A second point you could raise is that Test2 is trying to remember *all* the allocations and not just some. That turns out to not be crazy in this benchmark because we always allocate the same number of objects but in general you would have to be a lot more clever about how much you choose to remember. But even if you remembered less what you did remember would tend to have the same problems as shown in the existing benchmark unless you went to great pains to avoid those problems.

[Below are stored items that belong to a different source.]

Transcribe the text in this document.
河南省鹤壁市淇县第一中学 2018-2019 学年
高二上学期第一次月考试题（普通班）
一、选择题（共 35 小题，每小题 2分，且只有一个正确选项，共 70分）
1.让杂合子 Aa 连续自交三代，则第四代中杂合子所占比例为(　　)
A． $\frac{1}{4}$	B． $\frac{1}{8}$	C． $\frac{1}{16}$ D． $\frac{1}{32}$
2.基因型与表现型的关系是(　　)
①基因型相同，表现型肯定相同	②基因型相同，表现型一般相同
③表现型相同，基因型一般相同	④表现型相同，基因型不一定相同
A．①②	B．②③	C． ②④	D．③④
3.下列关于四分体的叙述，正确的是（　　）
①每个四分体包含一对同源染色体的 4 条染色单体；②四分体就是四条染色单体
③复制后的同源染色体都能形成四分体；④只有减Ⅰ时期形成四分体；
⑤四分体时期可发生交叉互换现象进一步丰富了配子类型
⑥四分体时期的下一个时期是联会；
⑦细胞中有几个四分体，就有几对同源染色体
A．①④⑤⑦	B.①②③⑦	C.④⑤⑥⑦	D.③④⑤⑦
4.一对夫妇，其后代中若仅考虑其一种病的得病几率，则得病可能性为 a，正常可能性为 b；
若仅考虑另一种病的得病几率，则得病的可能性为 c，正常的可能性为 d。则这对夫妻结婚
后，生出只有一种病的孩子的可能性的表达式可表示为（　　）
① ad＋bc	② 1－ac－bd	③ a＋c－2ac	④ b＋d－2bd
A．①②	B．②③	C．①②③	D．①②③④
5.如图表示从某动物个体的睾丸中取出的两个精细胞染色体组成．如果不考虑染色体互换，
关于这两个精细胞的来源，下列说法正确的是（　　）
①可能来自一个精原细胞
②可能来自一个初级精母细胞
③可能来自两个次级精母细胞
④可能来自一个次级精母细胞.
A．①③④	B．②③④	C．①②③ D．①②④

Finally, increasing the size of the tree objects involved in either cases really shouldn't make a whole lot of difference to the locality situation other than magnify the same problem. However if you do something like adding an array to the tree node then you must remember that the collector automatically gives you a nice initialized ready-to-use array. For a fair comparison the recycling version Test2 also would have to reset the array contents (thereby touching the memory).
So overall this benchmark really isn't totally crazy or anything. Although different usages would show the issues in different degrees the same fundamental problems would appear in a wide variety of real tree implementations. As usual, it's just a question of how much the benchmark magnifies the underlying problems -- and that's the function of a benchmark after all, to magnify fundamental problems so we can see them better, not to provide real measurments we can use for actual applications.
So What Is The Point
Usually I write these quizzes with a specific point in mind. This time I have two, we'll do the least important first:
I often encounter people who just assume garbage collection as a memory management discipline is inherently bad and "can't possibly lead to good results." I think that's not at all accurate. There are plenty of situations where a garbage collected discipline is going to give you great results. In contrast it's hard to think of any applications with significant memory usage that can actually just use malloc/free right out of the box. Invariably you end up writing some front end to the underlying allocator that wraps malloc in some interesting kind of way so as to give you the performance you need. These wrappers can be quite tricky to get right and they often suffer from tough issues like long term fragmentation, long term loss of locatity and so forth. You can get it right but it's not going to just work easily. In contrast the garbage collector often doesn't suffer from some of the issues mentioned above, and in many cases can be used directly with no wrapper but you still may get tricky object lifetime issues as I've discussed in previous blogs. So is it perfect? Hardly. But is it junk? Definately not. Memory management is, after all, a very difficult problem.
That point is somewhat philosophical, so let me make a more concrete one. Many developers choose to recycle their own objects in certain subsystems. This can be a great technique to avoid mid-life-crisis but a great deal of care is required. Even comparatively simple seeming systems can suffer massive, and nearly invisible, performance penalties by having bad locality. Locality always needs to be in your mind when choosing a caching policy (or recycling policy, because after all, they're kinda the same). Keep factors like locality in mind but make your policy choices based on measurements.
Thank you all for the great comments!